The salesman quickly figured out the styles and colors most tempting to the young people (who kept saying “so beautiful, but more than we can afford”), and instructed his assistant to bring carpet after carpet to unroll and spread out, till we were surrounded by carpets on the walls and in layers on the floor.
Then one after another he’d ask, “This one you like?” An irresistible question, our minds want to make that decision. Soon just a few remained spread out on the hardwood floor – not large rugs, but alive with peachy warm tones and blue and red in geometric designs, both mysterious and utterly satisfying.
But no agreement on price. “Thank you for tea, the rugs are beautiful, but more than we can afford.” Much regret all around.
On our second, more deliberate day, the trail boss having figured out how to decode the maze of shop addresses, we returned with a list of shops in hand (I wanted linens for a wedding shower present for the daughter of my clever friend and found large Turkish towels in muted stripes with tasseled ends, and also rose kilim pillow covers for the young writer’s reading couch). And, we went back to the carpet store.
The trail boss is by trade a good negotiator, but admitting defeat in the face of desire, he named a price, heard the counter offer, the sweet bride suggested a third number – and suddenly, deal done, the rug was wrapped tightly in a whir of strapping tape and paper into a carry-on duffle for the airplane.
A grand day at the Grand Bazaar and a rug for a lifetime and beyond.
I love this story of getting a rug.
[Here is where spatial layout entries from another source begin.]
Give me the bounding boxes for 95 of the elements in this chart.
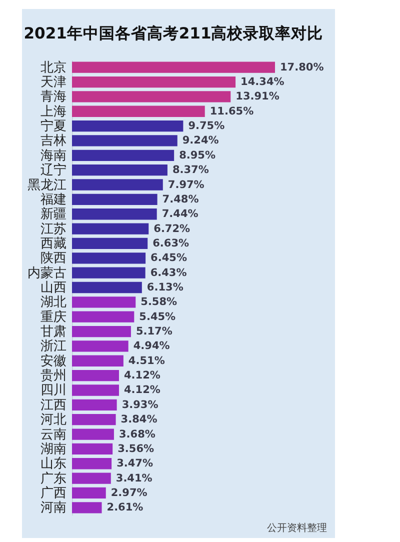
data-label: 3.68% — [118, 428, 156, 440]
data-label: 3.56% — [118, 442, 155, 455]
bar — [72, 252, 146, 264]
y-tick-label: 山东 — [40, 456, 66, 472]
y-tick-label: 陕西 — [40, 251, 66, 266]
bar — [72, 135, 178, 146]
bar — [72, 267, 146, 278]
y-tick-label: 福建 — [40, 192, 66, 208]
y-tick-label: 四川 — [40, 383, 66, 398]
data-label: 4.12% — [124, 384, 161, 396]
bar — [72, 179, 163, 190]
y-tick-label: 北京 — [40, 60, 66, 76]
y-tick-label: 河北 — [40, 412, 66, 428]
bar — [72, 62, 275, 73]
data-label: 8.37% — [172, 164, 210, 176]
data-label: 6.72% — [154, 222, 191, 235]
y-tick-label: 浙江 — [40, 339, 66, 354]
data-label: 9.24% — [182, 134, 220, 147]
data-label: 5.17% — [136, 326, 173, 338]
data-label: 14.34% — [240, 76, 285, 88]
y-tick-label: 黑龙江 — [28, 178, 66, 193]
y-tick-label: 甘肃 — [40, 324, 66, 340]
bar — [72, 326, 131, 338]
data-label: 6.13% — [146, 282, 184, 294]
bar — [72, 194, 158, 206]
y-tick-label: 天津 — [40, 75, 66, 90]
bar — [72, 428, 114, 440]
bar — [72, 355, 124, 366]
y-tick-label: 云南 — [40, 427, 66, 442]
y-tick-label: 宁夏 — [40, 118, 66, 134]
bar — [72, 120, 184, 132]
y-tick-label: 辽宁 — [40, 162, 66, 178]
bar — [72, 150, 174, 161]
data-label: 5.58% — [140, 296, 178, 308]
bar — [72, 487, 106, 499]
text: 公开资料整理 — [267, 522, 327, 534]
data-label: 2.61% — [106, 502, 144, 514]
data-label: 7.44% — [162, 208, 199, 220]
data-label: 7.48% — [162, 193, 200, 206]
data-label: 7.97% — [168, 178, 205, 191]
data-label: 3.47% — [116, 458, 154, 470]
y-tick-label: 贵州 — [40, 368, 66, 384]
bar — [72, 91, 231, 102]
bar — [72, 502, 102, 514]
bar — [72, 370, 119, 382]
bar — [72, 164, 168, 176]
y-tick-label: 上海 — [40, 104, 66, 120]
bar — [72, 458, 112, 470]
bar — [72, 208, 157, 220]
y-tick-label: 重庆 — [40, 310, 66, 325]
y-tick-label: 安徽 — [40, 352, 66, 369]
bar — [72, 311, 134, 322]
bar — [72, 384, 119, 396]
y-tick-label: 江苏 — [40, 222, 66, 237]
data-label: 6.63% — [152, 237, 190, 250]
y-tick-label: 广西 — [40, 486, 66, 501]
bar — [72, 223, 149, 234]
data-label: 3.84% — [120, 414, 158, 426]
chart-title: 2021年中国各省高考211高校录取率对比 — [24, 24, 324, 42]
data-label: 8.95% — [179, 149, 216, 162]
bar — [72, 443, 113, 455]
bar — [72, 472, 111, 484]
bar — [72, 414, 116, 426]
data-label: 11.65% — [210, 105, 254, 118]
data-label: 4.12% — [124, 370, 161, 382]
bar — [72, 296, 136, 308]
data-label: 13.91% — [236, 90, 280, 103]
data-label: 17.80% — [280, 61, 324, 74]
y-tick-label: 湖南 — [40, 442, 66, 457]
data-label: 4.51% — [128, 354, 166, 367]
data-label: 6.43% — [150, 266, 188, 279]
data-label: 3.41% — [116, 472, 153, 484]
y-tick-label: 广东 — [40, 471, 66, 486]
data-label: 6.45% — [150, 252, 188, 264]
y-tick-label: 山西 — [40, 280, 66, 296]
data-label: 3.93% — [122, 398, 159, 411]
y-tick-label: 河南 — [40, 500, 66, 516]
y-tick-label: 湖北 — [40, 295, 66, 310]
data-label: 9.75% — [188, 120, 226, 132]
bar — [72, 340, 128, 352]
y-tick-label: 江西 — [40, 398, 66, 413]
bar — [72, 238, 148, 250]
bar — [72, 282, 142, 294]
y-tick-label: 海南 — [40, 148, 66, 164]
bar — [72, 106, 205, 117]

They will have the rug and the story forever, and it will give them such pleasure.
One day when all my grandsons were visiting me at our Portland place, we sat on my favorite rug, and the boys started playing an intricate game just using the rug patterns as various stations for legos, dice, imaginary rockets, and impossible mazes. Later that afternoon one of the boys started calling it the “Fun Rug,” and I will now always think of it in that way.
Fun Rug – perfect. Today the trail boss said “we love that rug!”
I can’t even imagine 4,000 shops. What an adventure. 😉
Oh Cynthia – with your camera, you’d be mad for this place!
We have several shabby oriental rugs — still beautiful, in my eyes at least. So glad the trail boss and sweet bride followed their hearts!
Me too! And the shabby ones are the best I think – all that history!